Additional frequently asked questions
How do I confirm that a JSON tool is truly client-side?
Open DevTools (F12) → Network tab, then paste your JSON. A client-side tool will show no network requests containing your data — only static asset requests like HTML, CSS, and JavaScript files that were already loaded. If you see POST requests to the tool's domain containing your JSON, the tool is server-based.
Can I use secure JSON tools when my corporate proxy inspects HTTPS traffic?
Yes — because client-side tools make no outbound requests containing your data, corporate SSL inspection proxies have no JSON data to intercept. The tool only fetches its own static HTML, CSS, and JavaScript files over HTTPS. An installed PWA version avoids even those requests, operating from locally cached assets.
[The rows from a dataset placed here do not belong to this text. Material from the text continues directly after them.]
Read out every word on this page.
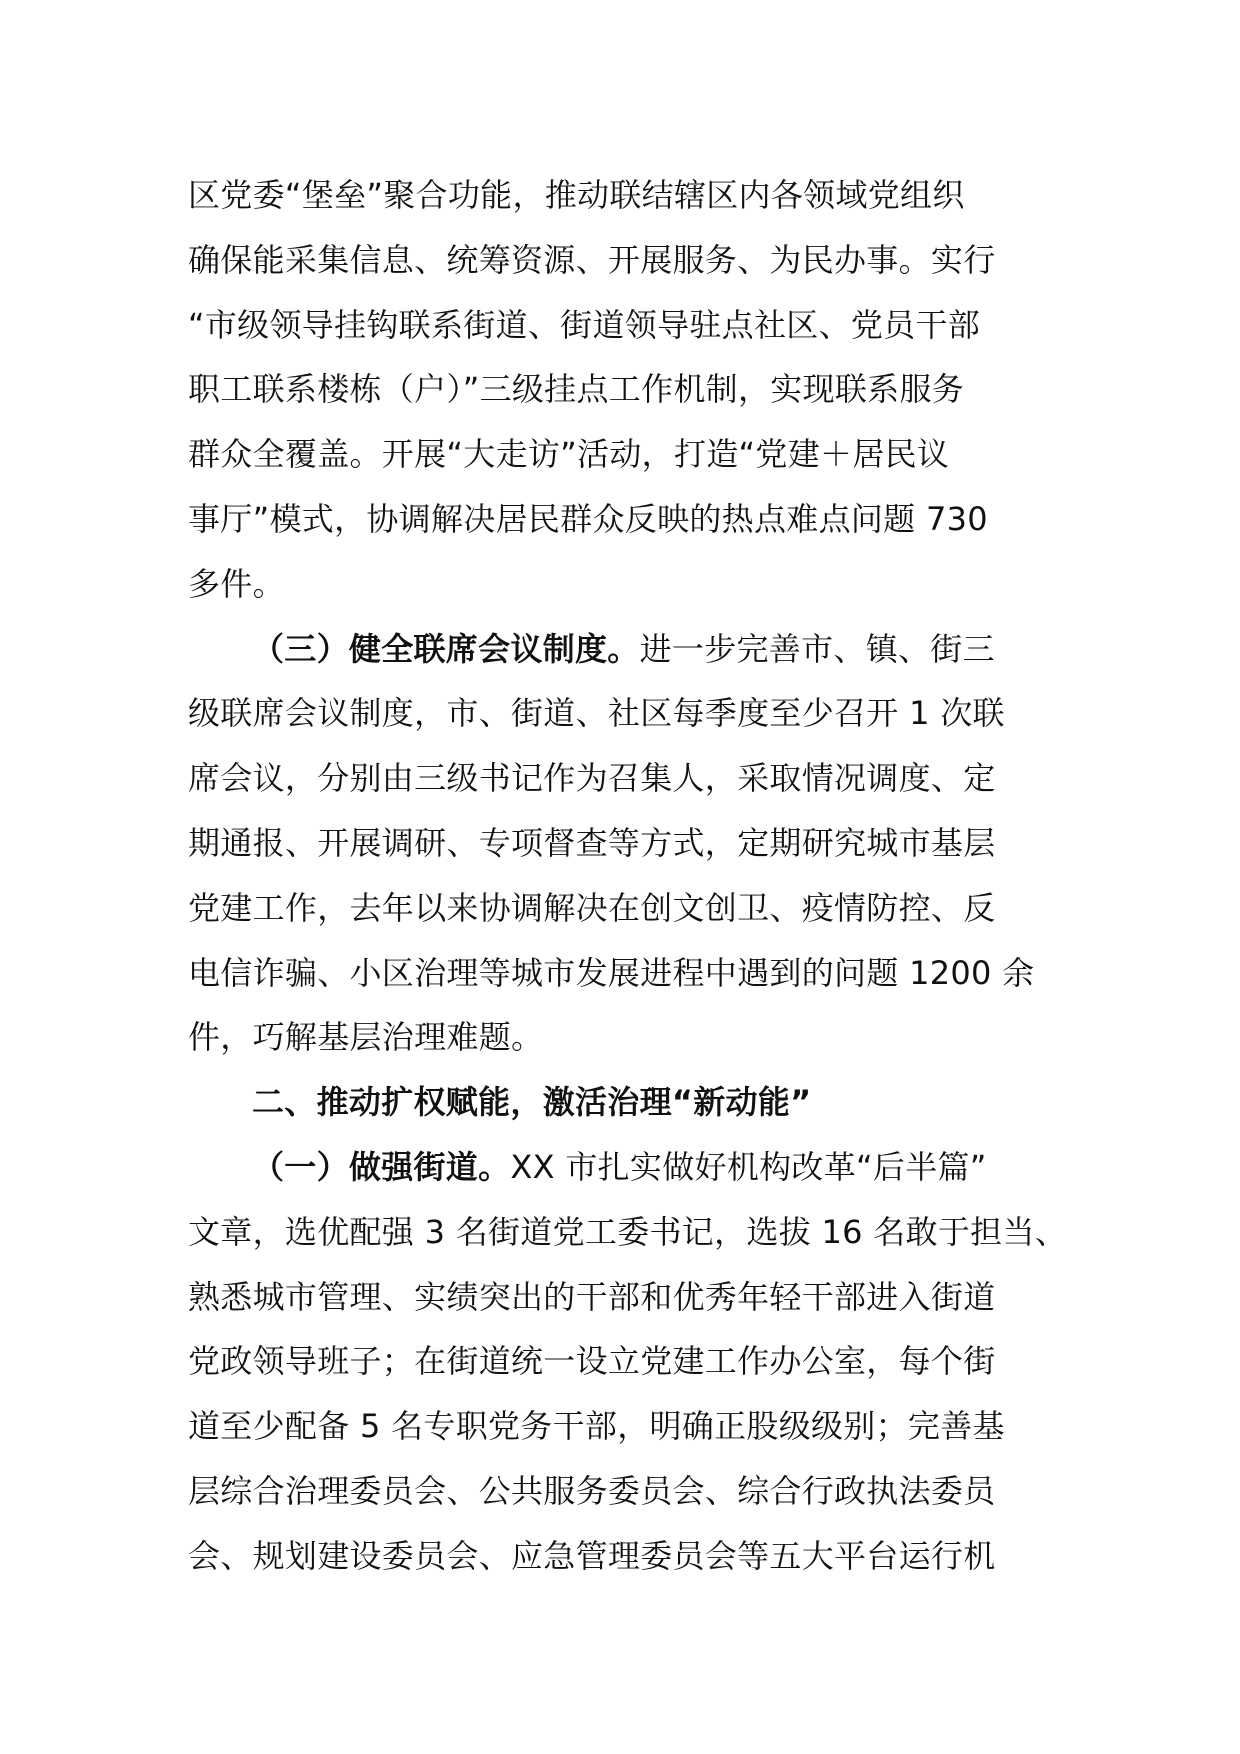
区党委“堡垒”聚合功能，推动联结辖区内各领域党组织
确保能采集信息、统筹资源、开展服务、为民办事。实行
“市级领导挂钩联系街道、街道领导驻点社区、党员干部
职工联系楼栋（户）”三级挂点工作机制，实现联系服务
群众全覆盖。开展“大走访”活动，打造“党建＋居民议
事厅”模式，协调解决居民群众反映的热点难点问题 730
多件。
（三）健全联席会议制度。进一步完善市、镇、街三
级联席会议制度，市、街道、社区每季度至少召开 1 次联
席会议，分别由三级书记作为召集人，采取情况调度、定
期通报、开展调研、专项督查等方式，定期研究城市基层
党建工作，去年以来协调解决在创文创卫、疫情防控、反
电信诈骗、小区治理等城市发展进程中遇到的问题 1200 余
件，巧解基层治理难题。
二、推动扩权赋能，激活治理“新动能”
（一）做强街道。XX 市扎实做好机构改革“后半篇”
文章，选优配强 3 名街道党工委书记，选拔 16 名敢于担当、
熟悉城市管理、实绩突出的干部和优秀年轻干部进入街道
党政领导班子；在街道统一设立党建工作办公室，每个街
道至少配备 5 名专职党务干部，明确正股级级别；完善基
层综合治理委员会、公共服务委员会、综合行政执法委员
会、规划建设委员会、应急管理委员会等五大平台运行机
Does the localStorage history feature compromise privacy?
Session history stored in localStorage remains on your device only. Other websites cannot access localStorage belonging to a different domain. Your IT administrators can access localStorage on managed devices through browser management tools, but no data is transmitted to external servers. You can disable history or clear it at any time through the tool's settings panel.
Are client-side JSON tools slower than server-based ones?
For typical JSON sizes (under 1MB), client-side formatting is faster than server-based tools because it eliminates network round-trip latency. Server-based tools require an HTTP request, server processing, and response transmission — typically 50-500ms of latency. Client-side formatting completes in 1-10ms for most inputs, with larger files processed in Web Workers.